The second father is one that I was able to choose out of my needful hunger and spiritual thirst. He was there for me in every step of my entrance into the One, Holy, Catholic and Apostolic Church. Not ever present in body, but his teachings abounded and hedged my life. His spiritual children were my professors and instructors. His legacy was passed to me in multitudinous ways.
In time, as I entered the clergy and he was elevated as well, he was my superior to whom I placed my nascent and frail allegiance. My lord and father, the one who fought and contended for me. In my educational career, he assisted with material needs on top of his professional duties. In my early career, he held my hand, guided me to wise decisions, and placed me in the profound care of the best professors in my region.
And my moral and personal failings called for an end to my clerical career. I, indeed failed, at upholding my mandate to return the sweet part of the flock to the Lord at the end of my days. And I repented and am living my penance.

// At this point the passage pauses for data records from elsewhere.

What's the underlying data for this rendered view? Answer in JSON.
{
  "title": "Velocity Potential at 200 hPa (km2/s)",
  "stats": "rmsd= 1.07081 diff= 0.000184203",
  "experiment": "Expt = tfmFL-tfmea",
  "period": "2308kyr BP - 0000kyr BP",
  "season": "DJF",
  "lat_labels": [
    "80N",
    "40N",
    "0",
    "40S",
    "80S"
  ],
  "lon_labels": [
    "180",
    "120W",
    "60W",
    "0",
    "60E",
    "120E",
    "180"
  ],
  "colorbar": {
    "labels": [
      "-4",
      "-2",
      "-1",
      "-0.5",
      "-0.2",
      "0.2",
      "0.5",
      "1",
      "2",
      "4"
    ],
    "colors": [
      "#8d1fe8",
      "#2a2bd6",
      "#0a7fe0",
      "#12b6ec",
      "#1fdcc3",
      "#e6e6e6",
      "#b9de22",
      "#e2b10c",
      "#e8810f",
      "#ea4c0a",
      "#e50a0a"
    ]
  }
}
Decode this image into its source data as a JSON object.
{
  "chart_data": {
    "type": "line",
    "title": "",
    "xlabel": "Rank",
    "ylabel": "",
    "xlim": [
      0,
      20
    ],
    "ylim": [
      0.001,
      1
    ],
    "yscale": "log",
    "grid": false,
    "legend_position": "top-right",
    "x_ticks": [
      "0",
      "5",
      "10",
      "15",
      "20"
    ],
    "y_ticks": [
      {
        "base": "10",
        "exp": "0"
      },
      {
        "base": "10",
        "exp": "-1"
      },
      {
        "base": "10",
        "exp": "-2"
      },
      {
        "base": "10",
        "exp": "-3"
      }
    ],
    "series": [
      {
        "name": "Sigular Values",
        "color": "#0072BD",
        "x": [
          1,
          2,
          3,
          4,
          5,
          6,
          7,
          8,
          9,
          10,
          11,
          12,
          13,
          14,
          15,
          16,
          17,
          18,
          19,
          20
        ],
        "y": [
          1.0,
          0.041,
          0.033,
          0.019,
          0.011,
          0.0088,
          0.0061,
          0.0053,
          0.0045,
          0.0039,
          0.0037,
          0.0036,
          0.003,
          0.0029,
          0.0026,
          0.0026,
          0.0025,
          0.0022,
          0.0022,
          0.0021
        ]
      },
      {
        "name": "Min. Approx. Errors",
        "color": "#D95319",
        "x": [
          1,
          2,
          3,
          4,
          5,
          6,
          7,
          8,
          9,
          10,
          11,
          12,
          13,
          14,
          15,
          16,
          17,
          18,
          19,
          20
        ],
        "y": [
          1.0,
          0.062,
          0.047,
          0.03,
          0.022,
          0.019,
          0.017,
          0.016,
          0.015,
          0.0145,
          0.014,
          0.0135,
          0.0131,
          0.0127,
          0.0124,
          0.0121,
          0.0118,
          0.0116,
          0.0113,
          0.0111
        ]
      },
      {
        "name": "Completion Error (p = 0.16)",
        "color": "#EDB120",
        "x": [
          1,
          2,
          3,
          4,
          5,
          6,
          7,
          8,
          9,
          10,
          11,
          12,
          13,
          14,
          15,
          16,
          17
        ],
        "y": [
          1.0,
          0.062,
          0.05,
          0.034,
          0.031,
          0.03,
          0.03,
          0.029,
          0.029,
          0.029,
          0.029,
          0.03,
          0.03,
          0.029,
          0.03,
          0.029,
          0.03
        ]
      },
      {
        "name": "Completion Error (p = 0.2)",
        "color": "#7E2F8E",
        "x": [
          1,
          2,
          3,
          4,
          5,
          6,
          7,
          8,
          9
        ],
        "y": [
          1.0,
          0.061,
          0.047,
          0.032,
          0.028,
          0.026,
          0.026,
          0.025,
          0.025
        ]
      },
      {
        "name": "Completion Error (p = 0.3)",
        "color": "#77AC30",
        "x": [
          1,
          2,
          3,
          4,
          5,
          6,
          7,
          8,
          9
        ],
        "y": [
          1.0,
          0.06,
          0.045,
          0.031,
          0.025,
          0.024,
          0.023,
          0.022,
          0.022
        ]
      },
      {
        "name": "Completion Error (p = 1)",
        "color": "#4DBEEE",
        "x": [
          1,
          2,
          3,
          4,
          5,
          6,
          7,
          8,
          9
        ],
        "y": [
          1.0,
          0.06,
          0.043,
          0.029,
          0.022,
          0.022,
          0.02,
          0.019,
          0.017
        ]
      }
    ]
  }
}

Ejection from the rolls of the clergy, painful distance from my own children. I accepted this. I also had hopes that the Lord would make something whole again out of my broken pieces. But first those pieces had to be treated to the mortar and pestle.
In the last meeting I had with my second father, there was an air, or impression, or hope, that after a period of time, the reconstructed bones would once again receive the life-giving breath of love.
More than three years have passed now, and the black spot of void emptiness enshrouds where a father used to stand. The second knew of the pain I retained from my first father, even suffered with me through the indignities of the rending. And yet nothing. Expelled from his heart, I now have given up waiting that either father would, could, or should return.
And I am a father, inflicting these same anxieties in the hearts of all of the children that God has entrusted to me. Heaven help me, heaven teach me, heaven provide the paternity that will heal me.